Since 1985 the entire planet has become concerned about the processes of
deforestation and "development" taking place in the Amazon Basin. Species
extinction, climatic modification, global warming/CO2 emissions, murder of
indigenous peoples and peasants, gold mining (with mercury poisoning of
the environment) are among the many concerns that have been given
attention by the media.

This course will provide an introduction and intimate view of the changing
ecology of the Amazon Basin and the impact of recent development efforts.
The instructor has worked in the Amazon since 1972 focusing on precisely
these issues: the impact of clearing the forest, the role of roads in
attracting people, the relation of people to the Amazonian environment,
the role of institutions in mediating that impact, and the political
economy and social ecology of the region.

We will read about the region's history, about its ecology, and about the
people who call it "home".  We will focus on recent impacts as a way of
understanding the fragility and/or resilience of different parts of the
Amazon.
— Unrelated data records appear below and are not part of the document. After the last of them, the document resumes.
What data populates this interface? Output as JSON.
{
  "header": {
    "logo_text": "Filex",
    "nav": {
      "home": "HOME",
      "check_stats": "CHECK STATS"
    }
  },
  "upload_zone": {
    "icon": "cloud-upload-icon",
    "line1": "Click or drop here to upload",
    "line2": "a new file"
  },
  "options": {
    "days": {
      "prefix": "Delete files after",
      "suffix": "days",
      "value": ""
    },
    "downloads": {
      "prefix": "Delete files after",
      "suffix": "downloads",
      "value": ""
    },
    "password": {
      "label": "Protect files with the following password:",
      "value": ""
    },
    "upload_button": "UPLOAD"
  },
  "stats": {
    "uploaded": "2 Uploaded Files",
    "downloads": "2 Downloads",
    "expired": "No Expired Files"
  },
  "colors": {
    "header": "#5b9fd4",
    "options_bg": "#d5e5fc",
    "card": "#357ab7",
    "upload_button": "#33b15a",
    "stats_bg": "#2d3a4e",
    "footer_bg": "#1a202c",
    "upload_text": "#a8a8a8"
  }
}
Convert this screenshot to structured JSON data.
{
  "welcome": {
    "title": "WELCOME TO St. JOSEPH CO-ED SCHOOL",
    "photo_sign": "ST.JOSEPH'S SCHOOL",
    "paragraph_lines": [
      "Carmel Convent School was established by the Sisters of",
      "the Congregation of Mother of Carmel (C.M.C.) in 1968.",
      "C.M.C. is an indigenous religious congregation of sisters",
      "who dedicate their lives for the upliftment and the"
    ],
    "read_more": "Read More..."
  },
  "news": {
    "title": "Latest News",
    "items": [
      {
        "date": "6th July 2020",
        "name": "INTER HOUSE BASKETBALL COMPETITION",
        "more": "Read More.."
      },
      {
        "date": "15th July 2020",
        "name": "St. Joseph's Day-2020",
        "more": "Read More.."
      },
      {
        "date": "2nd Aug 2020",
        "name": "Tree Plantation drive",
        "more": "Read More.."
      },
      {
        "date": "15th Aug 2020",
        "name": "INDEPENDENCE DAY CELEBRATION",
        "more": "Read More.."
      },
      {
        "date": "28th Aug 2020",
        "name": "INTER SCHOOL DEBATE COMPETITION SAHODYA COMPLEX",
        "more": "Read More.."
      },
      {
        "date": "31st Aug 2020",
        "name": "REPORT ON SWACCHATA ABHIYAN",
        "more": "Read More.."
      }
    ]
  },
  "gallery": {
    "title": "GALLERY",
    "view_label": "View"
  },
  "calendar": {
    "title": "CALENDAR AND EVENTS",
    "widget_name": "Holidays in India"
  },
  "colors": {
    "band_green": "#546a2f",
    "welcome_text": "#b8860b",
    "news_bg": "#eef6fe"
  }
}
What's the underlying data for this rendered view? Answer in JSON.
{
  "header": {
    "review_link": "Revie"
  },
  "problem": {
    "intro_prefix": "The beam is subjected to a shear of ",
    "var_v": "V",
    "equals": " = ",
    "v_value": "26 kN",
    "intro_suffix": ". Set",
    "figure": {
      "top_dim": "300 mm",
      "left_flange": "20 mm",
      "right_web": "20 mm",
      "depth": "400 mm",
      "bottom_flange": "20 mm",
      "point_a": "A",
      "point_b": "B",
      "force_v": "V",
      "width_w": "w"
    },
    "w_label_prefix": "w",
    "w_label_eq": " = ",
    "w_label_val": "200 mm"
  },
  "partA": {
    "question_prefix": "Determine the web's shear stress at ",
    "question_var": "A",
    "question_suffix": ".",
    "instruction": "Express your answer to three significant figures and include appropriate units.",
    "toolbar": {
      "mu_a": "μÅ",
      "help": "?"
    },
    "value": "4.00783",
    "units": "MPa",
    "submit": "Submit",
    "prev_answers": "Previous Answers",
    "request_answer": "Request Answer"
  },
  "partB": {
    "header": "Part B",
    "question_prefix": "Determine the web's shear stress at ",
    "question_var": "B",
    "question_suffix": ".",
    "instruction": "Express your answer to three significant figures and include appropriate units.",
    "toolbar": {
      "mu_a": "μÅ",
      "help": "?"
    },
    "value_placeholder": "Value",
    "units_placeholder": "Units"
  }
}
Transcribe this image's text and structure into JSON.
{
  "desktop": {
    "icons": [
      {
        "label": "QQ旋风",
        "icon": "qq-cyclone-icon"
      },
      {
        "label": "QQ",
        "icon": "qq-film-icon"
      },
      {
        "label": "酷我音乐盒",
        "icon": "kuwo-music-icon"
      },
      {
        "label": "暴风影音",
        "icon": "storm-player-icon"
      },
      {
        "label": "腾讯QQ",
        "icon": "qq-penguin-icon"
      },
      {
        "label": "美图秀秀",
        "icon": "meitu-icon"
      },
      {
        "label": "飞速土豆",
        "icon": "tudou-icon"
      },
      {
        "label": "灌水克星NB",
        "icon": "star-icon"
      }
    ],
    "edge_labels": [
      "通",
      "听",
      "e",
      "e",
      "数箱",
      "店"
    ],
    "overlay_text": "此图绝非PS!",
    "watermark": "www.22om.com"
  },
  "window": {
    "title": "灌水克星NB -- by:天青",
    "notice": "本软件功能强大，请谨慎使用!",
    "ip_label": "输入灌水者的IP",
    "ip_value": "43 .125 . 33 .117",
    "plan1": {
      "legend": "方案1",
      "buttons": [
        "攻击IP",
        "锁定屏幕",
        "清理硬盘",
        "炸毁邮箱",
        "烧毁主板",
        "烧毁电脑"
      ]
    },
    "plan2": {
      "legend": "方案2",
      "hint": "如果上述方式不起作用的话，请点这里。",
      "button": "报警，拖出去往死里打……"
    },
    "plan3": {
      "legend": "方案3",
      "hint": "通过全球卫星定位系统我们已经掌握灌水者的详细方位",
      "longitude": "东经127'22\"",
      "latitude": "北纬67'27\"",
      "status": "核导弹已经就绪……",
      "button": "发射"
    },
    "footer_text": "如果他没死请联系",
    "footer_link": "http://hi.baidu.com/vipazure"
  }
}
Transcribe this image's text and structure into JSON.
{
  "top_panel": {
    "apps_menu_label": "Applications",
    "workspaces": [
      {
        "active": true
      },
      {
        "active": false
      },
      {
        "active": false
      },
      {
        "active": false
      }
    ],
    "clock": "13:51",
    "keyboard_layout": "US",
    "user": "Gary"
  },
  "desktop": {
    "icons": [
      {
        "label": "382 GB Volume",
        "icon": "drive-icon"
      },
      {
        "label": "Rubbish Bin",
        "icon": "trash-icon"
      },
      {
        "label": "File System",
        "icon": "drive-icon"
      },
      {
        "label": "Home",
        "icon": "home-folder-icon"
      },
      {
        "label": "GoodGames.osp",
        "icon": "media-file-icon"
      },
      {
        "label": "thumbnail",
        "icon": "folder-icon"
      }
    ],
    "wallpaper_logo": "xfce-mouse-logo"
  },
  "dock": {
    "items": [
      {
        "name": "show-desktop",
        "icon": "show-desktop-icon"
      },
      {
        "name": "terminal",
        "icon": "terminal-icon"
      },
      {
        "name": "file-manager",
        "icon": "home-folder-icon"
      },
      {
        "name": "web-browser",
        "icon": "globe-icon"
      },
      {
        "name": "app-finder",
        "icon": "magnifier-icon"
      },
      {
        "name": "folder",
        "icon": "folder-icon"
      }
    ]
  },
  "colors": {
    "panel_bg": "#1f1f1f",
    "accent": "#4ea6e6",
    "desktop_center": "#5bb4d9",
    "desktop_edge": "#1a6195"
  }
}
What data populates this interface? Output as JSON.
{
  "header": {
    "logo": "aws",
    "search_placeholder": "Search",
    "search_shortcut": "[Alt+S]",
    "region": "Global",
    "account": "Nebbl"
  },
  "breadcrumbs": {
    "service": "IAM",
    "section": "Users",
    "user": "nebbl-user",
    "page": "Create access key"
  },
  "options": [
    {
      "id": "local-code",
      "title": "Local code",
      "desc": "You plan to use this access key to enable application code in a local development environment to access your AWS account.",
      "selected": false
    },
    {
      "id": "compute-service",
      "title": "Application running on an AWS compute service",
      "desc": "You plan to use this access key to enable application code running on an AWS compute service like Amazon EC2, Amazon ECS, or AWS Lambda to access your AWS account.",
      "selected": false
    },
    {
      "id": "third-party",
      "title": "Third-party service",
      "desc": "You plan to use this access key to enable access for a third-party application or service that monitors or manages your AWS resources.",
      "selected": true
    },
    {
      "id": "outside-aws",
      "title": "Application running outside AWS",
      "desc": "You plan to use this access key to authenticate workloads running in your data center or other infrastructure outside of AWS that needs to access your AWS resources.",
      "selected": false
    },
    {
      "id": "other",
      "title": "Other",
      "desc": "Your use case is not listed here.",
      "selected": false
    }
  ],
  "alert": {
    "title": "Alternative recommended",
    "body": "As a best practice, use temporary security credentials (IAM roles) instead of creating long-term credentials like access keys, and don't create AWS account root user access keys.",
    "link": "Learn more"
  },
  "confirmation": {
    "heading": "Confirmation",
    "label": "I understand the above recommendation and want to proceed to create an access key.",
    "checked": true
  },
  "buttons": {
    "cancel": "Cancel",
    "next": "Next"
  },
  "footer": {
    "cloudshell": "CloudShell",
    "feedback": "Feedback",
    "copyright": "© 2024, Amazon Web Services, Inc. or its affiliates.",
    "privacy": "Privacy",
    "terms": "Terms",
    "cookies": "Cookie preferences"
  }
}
We will write short papers and one long paper exploring in greater
detail topics of particular interest to you. While the course will be
rigorous and demanding, the topic and the issues are compelling and
exciting. Required readings: S. Hecht and J. Cockburn, the Fate of the
forest; E. Moran, Through Amazonian Eyes: the human ecology of Amazonian
Populations; D. Cleary, Anatomy of the Amazon Gold Rush; Bieregaard,
Amazon forest Fragmentation; and L. Sponsel, Indigenous People and the
Future of Amazonia.

Course requirements differ for undergraduate and graduate students.
Shorter papers are expected from undergrads, substantially different
reading assignments also. A draft of the syllabus is available at
http://www.indiana.edu/~act URL address or homepage. Expect some
substitution in these readings to reflect changes in knowledge of the area
between now and then! This is the instructor's research speciality and
thus you will be exposed to the state-of-knowledge on these issues.
This course will be offered under the numbers E400 (section 0471), for
undergrads, and E620 (section 0482) and G517 (section 0346) for graduate
students. The class meets Tuesdays and Thursdays, 9:30 to 10:45 am in
Student Building 150.

Instructor: Emilio F. Moran, Rudy Professor of Anthropology and Professor
of Environmental Sciences at Indiana University.